African migrants languishing in Libyan detention camps need to be “got out of there” as soon as possible, a senior aid official who has just visited some of them said Monday.
Arjan Hehenkamp, the director general of the Dutch branch of charity Doctors without Borders (MSF), told reporters in Rome he had been shocked by the squalid, oppressive conditions he had witnessed in Libya.
“These detention centres are essentially human warehouses,” he said of the camps ostensibly under the authority of Libya’s government of national unity, but in reality frequently controlled by different militia groups, with whom MSF has to negotiate access to provide basic medical services.

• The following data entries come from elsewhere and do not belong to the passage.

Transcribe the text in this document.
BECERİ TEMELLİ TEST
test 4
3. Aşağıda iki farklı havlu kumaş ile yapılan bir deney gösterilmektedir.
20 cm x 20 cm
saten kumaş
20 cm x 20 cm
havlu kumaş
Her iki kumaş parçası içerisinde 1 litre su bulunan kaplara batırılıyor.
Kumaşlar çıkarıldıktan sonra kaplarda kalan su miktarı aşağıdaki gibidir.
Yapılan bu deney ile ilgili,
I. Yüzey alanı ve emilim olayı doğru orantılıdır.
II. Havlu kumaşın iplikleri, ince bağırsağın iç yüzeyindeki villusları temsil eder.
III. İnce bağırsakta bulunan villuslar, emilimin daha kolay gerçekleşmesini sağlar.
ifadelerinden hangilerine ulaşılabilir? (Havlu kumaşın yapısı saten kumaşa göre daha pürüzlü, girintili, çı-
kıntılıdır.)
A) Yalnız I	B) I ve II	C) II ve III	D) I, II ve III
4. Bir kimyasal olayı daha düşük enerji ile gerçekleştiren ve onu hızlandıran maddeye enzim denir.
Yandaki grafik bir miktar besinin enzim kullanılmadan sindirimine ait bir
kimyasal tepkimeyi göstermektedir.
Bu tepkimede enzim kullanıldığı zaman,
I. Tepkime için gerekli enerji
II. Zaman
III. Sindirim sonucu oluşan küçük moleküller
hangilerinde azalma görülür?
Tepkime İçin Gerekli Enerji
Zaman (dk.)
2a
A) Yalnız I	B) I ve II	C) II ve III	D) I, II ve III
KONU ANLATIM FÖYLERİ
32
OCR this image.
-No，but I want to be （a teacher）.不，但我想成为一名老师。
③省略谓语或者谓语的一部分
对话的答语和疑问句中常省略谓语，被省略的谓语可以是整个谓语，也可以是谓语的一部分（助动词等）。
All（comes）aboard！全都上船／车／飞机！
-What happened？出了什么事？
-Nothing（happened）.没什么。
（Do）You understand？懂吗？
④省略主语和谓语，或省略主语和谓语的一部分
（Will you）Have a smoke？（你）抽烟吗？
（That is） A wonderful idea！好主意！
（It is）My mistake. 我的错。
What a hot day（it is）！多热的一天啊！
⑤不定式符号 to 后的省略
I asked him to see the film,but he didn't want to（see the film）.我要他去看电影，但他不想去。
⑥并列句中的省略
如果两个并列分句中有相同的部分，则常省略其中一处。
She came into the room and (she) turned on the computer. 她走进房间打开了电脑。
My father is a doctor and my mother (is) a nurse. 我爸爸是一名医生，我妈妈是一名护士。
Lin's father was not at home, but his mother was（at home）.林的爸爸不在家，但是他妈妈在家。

“People are abused, used, traded, extorted,” he said.
European efforts to stem the flow of mainly African migrants travelling from Libya to Italy have recently focused on trying to get more of them repatriated to their countries of origin directly from the camps, while also trying to block their arrival in Libya.
Italy has agreed to try to bolster the Libyan coastguard so it can intercept and turn back boats leaving Libya.
And on Sunday Rome announced a deal with dozens of rival tribes in southern Libya on securing the southern border of the vast state.
But Hehenkamp said Libya in its current state could not be part of the solution.
“People (in the camps) have lost any form of control, they are at the mercy of their captors,” he said.
“They can’t talk but their eyes are pleading. After that, you only have one thing in mind: ‘get them out of there, get them the heck out of there, let them escape’.”
He added: “There is a necessity for a humanitarian evacuation for anyone who is a migrant in Libya, regardless of how and why they came in the first place.”
Hehenkamp also voiced doubts about the possibility of organising large-scale voluntary repatriations.
“To call it voluntary is a mockery. On the other hand, anything else is probably better than staying in the detention camps,” he said.
“They should be brought to places where they can be assisted, where they can recover, where there is a government with the capacity to take care (of them).”